Meyer v. McKenzie, 189 Ark. 76 (1934)

April 16, 1934 · Arkansas Supreme Court · 4-3446
189 Ark. 76

Meyer v. McKenzie.

4-3446

Opinion delivered April 16, 1934.

*78 Reinberger Reinberger and Arnold Finh, for appellant.

Ren J. Altheimer and Rowell S Rowell, for appellees.

Kirby, J.,

(after stating the facts). It was not necessary that there should be a waiver by the landlord in writing of his lien for supplies furnished. Griggs v. Horton, 84 Ark. 623, 104 S. W. 930; 36 C. J., p. 521; Wilson v. Citizen’s Bank, 170 Ark. 1194, 282 S. W. 689.

B. J. Altheimer and others testified to the effect that Meyer, the agent of appellant, orally agreed with him that he would waive the landlord’s lien up to $2,000, if they would help his tenant to get merchandise and supplies for the purpose of making and gathering the crop. Altheimer also testified that he had to indorse the account with the Altheimer Agricultural Credit Corpora*79tion as they could not get the money without the indorsement, and that he furnished the remaining $3'50 himself.
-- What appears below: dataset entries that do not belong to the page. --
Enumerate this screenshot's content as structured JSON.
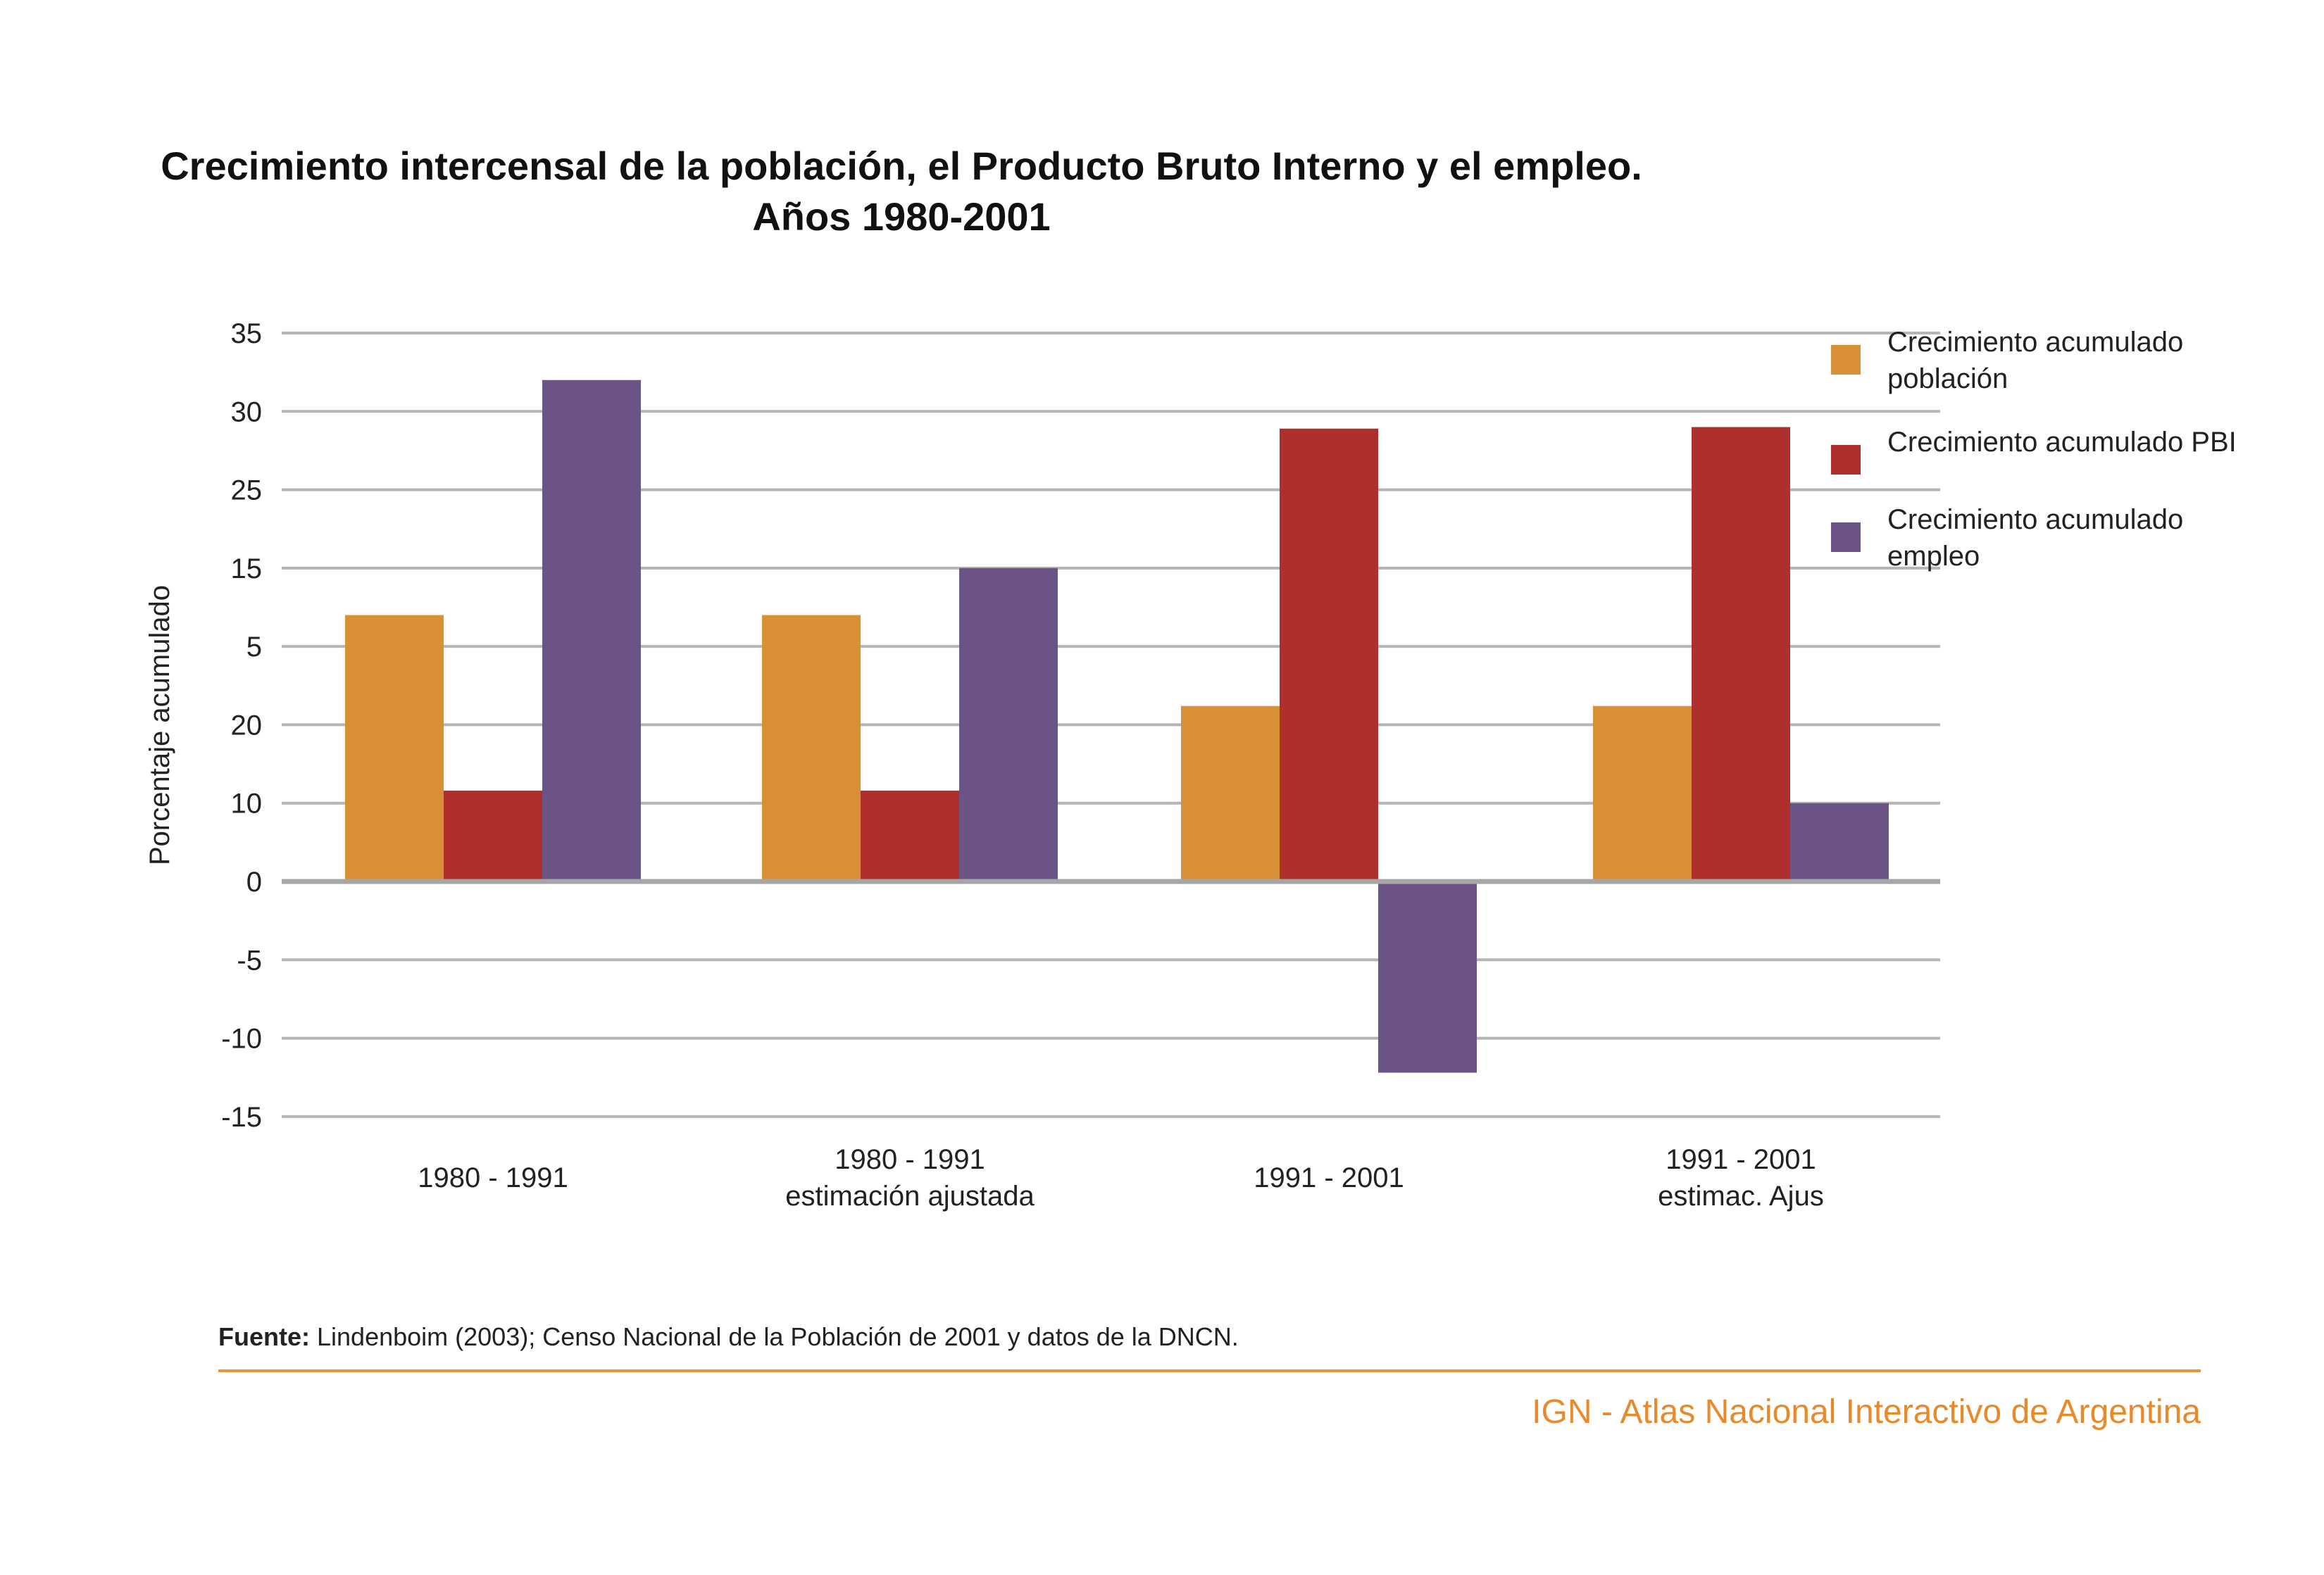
{
  "title_line1": "Crecimiento intercensal de la población, el Producto Bruto Interno y el empleo.",
  "title_line2": "Años 1980-2001",
  "source_label": "Fuente:",
  "source_text": " Lindenboim (2003); Censo Nacional de la Población de 2001 y datos de la DNCN.",
  "credit": "IGN - Atlas Nacional Interactivo de Argentina",
  "colors": {
    "poblacion": "#d88f35",
    "pbi": "#ae2f2c",
    "empleo": "#6b5485",
    "grid": "#b5b5b5",
    "zero": "#a6a6a6",
    "accent": "#e8892a"
  },
  "chart_data": {
    "type": "bar",
    "ylabel": "Porcentaje acumulado",
    "xlabel": "",
    "tick_labels": [
      "35",
      "30",
      "25",
      "15",
      "5",
      "20",
      "10",
      "0",
      "-5",
      "-10",
      "-15"
    ],
    "ylim": [
      -15,
      35
    ],
    "grid": true,
    "legend_position": "right",
    "categories": [
      [
        "1980 - 1991"
      ],
      [
        "1980 - 1991",
        "estimación ajustada"
      ],
      [
        "1991 - 2001"
      ],
      [
        "1991 - 2001",
        "estimac. Ajus"
      ]
    ],
    "series": [
      {
        "name": "Crecimiento acumulado población",
        "color": "#d88f35",
        "values": [
          17,
          17,
          11.2,
          11.2
        ]
      },
      {
        "name": "Crecimiento acumulado PBI",
        "color": "#ae2f2c",
        "values": [
          5.8,
          5.8,
          28.9,
          29
        ]
      },
      {
        "name": "Crecimiento acumulado empleo",
        "color": "#6b5485",
        "values": [
          32,
          20,
          -12.2,
          5
        ]
      }
    ]
  }
}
It is true that Meyer, the agent of appellant who executed the lease, denied making the oral agreement for the waiver of the landlord’s lien, hut his testimony cannot be said to have been uncontradicted; and McKenzie corroborated the testimony of B. J. Altheimer.

There is no doubt about the supplies having been furnished in the amount as stated, nor that the credit corporation authorized the furnishing of the additional $350 by appellees.

On the whole case the testimony is sufficient to support the chancellor’s findings that there was an oral waiver of the landlord’s lien for said amount and that the credit company had the right to do the furnishing up to the amount specified in the lease, $2,000, and upon its consent, or rather arranging for the loan of the balance of the amount necessary for making the crop, it cannot be said that the amount of this account, $350, furnished by Altheimer, Bowen & Clary was furnished only upon an open guaranty.

A careful examination of the whole record does not disclose the chancellor’s findings contrary to the preponderance of the evidence, and the decree will not be disturbed here. Affirmed.